The environment doesn’t care about politics.
That doesn’t mean politics doesn’t affect the environment. We know it does. And many Chattanoogans are troubled by the environmental policies the federal government is currently implementing and advocating.
But whatever humans decide to do, the environment will respond based on the laws of nature, not on the politics of the decision, or the political party of the decision makers.
That’s why it’s so important that we continue to find ways to protect our natural resources even when politics seems to get in the way.
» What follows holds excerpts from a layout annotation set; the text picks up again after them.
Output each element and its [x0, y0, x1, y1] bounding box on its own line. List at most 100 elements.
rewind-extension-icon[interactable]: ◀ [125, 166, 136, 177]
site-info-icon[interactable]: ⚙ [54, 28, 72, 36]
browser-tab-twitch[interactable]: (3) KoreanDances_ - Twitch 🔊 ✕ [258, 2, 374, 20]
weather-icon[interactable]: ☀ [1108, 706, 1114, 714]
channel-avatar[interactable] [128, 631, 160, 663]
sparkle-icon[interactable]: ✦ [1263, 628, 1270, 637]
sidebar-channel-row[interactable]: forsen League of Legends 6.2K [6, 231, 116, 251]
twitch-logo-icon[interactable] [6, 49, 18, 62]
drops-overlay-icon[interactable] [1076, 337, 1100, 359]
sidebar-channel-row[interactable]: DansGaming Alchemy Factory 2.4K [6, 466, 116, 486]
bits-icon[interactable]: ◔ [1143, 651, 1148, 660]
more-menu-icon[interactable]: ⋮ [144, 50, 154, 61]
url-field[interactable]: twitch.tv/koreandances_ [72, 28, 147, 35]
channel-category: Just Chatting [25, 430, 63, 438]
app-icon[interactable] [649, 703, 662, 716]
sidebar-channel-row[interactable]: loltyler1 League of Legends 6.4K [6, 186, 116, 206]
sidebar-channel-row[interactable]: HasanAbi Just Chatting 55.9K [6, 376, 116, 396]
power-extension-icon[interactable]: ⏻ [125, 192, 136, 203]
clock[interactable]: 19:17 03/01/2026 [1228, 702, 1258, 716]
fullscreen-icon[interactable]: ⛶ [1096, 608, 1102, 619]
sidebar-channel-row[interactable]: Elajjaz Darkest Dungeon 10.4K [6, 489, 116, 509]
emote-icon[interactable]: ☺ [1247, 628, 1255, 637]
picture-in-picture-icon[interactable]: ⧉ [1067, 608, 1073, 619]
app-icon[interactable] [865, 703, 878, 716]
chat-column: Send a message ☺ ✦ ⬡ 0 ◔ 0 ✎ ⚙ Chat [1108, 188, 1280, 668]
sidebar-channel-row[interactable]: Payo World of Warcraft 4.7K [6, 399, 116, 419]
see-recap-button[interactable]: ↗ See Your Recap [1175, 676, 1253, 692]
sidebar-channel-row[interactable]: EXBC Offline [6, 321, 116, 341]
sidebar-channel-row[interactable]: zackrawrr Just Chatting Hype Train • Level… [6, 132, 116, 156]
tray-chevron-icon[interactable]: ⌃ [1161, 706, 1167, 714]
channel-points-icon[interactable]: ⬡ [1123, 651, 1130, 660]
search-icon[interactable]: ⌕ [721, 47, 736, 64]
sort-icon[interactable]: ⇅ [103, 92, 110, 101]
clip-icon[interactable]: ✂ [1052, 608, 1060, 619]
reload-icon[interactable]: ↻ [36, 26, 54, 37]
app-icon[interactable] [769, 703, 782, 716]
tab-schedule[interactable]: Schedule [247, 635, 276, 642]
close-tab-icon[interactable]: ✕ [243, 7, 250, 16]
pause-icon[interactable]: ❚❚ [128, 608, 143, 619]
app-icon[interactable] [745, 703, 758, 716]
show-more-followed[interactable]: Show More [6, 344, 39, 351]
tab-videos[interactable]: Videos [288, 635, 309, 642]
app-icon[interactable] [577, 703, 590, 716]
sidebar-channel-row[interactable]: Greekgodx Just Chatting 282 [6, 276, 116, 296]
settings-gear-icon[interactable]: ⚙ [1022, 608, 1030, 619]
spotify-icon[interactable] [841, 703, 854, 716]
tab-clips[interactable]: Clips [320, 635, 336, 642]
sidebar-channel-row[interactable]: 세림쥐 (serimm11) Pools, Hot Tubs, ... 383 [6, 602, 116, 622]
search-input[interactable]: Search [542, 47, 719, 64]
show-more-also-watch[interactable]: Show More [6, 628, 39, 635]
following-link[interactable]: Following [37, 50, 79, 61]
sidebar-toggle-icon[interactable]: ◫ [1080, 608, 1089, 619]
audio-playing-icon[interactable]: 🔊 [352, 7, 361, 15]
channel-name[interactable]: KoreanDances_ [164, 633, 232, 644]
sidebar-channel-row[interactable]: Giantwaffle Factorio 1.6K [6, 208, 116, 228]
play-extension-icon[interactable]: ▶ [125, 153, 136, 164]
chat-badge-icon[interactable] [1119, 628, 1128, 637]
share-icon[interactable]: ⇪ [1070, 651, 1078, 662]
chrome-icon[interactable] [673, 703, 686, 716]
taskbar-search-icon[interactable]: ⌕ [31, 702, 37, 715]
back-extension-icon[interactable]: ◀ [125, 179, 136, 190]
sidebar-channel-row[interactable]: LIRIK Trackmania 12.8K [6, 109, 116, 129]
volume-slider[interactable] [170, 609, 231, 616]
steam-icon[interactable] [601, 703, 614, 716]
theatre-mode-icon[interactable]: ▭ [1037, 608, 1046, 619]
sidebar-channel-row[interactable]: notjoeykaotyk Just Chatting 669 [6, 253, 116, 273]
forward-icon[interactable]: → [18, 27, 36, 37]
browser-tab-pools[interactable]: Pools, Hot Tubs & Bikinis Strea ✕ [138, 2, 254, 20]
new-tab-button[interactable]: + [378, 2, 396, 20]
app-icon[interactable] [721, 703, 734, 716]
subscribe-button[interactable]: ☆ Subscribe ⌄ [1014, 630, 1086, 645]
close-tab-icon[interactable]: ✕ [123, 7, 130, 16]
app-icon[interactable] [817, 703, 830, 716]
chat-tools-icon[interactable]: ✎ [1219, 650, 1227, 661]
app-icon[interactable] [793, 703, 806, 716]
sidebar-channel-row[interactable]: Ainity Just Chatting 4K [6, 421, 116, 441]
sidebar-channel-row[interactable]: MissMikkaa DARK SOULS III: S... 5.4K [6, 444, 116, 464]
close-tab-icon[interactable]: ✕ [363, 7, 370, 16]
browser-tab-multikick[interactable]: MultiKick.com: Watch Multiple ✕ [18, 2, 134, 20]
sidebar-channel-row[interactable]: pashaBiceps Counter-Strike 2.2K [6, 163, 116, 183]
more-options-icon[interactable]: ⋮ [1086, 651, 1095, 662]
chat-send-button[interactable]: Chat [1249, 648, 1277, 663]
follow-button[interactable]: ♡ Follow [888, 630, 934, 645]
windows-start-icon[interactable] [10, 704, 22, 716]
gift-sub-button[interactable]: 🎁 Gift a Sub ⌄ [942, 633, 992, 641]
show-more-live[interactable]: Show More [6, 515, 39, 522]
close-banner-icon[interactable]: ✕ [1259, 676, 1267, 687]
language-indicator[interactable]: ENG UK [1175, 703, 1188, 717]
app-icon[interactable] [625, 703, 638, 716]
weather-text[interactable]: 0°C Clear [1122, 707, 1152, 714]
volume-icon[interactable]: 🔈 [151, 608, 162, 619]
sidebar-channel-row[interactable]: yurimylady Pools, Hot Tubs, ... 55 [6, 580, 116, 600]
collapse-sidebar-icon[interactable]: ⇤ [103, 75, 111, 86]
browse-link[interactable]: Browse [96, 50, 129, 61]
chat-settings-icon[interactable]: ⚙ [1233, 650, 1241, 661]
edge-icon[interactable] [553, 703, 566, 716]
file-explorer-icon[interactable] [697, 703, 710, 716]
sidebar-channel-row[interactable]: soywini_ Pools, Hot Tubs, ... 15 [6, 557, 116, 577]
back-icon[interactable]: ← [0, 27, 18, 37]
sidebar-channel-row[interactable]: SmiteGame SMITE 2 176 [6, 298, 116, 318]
Chattanooga has made so much progress in the last 40 years. You probably know the story: In 1969 the Environmental Protection Agency labeled Chattanooga “the dirtiest city in America.” Decades of manufacturing pollution had blackened our air and sickened our river. Manufacturing had put the city on the map, but pollution was about to wipe it back off.
Today, Chattanooga has clean air, a sparkling riverfront, and a reputation for environmental leadership. How did we get here? The will of the people, harnessing public and private resources, over multiple city and county administrations, Republican and Democrat, made it happen.
Just as “all politics is local,” local environmental action can have significant effects, even when national policy is inadequate or harmful. Several states and cities, including Chattanooga, have announced that they are still planning to pursue the targets set in the Paris Climate Agreement, even if the President has decided to pull the U.S. out.
So we can all be our own Paris Agreement. We can commit to protecting our environment with the actions within our control. We can recycle. We can participate in community solar programs. We can reduce our transportation footprint. We can support and participate in the numerous environmental organizations here in Chattanooga, from green│spaces, to the Sierra Club, to the Tennessee River Gorge Trust, to Name of Your Favorite Environmental Organization Here. We can be kind to our planet, and to each other. We can be George H.W. Bush’s thousand points of light while advocating for Barack Obama’s Clean Power Plan.
The best part is that by taking these actions we can help grow the local green economy that has been steadily emerging since the EPA’s 1969 wakeup call. And that helps everyone, no matter which political party we belong to, or political approach we favor.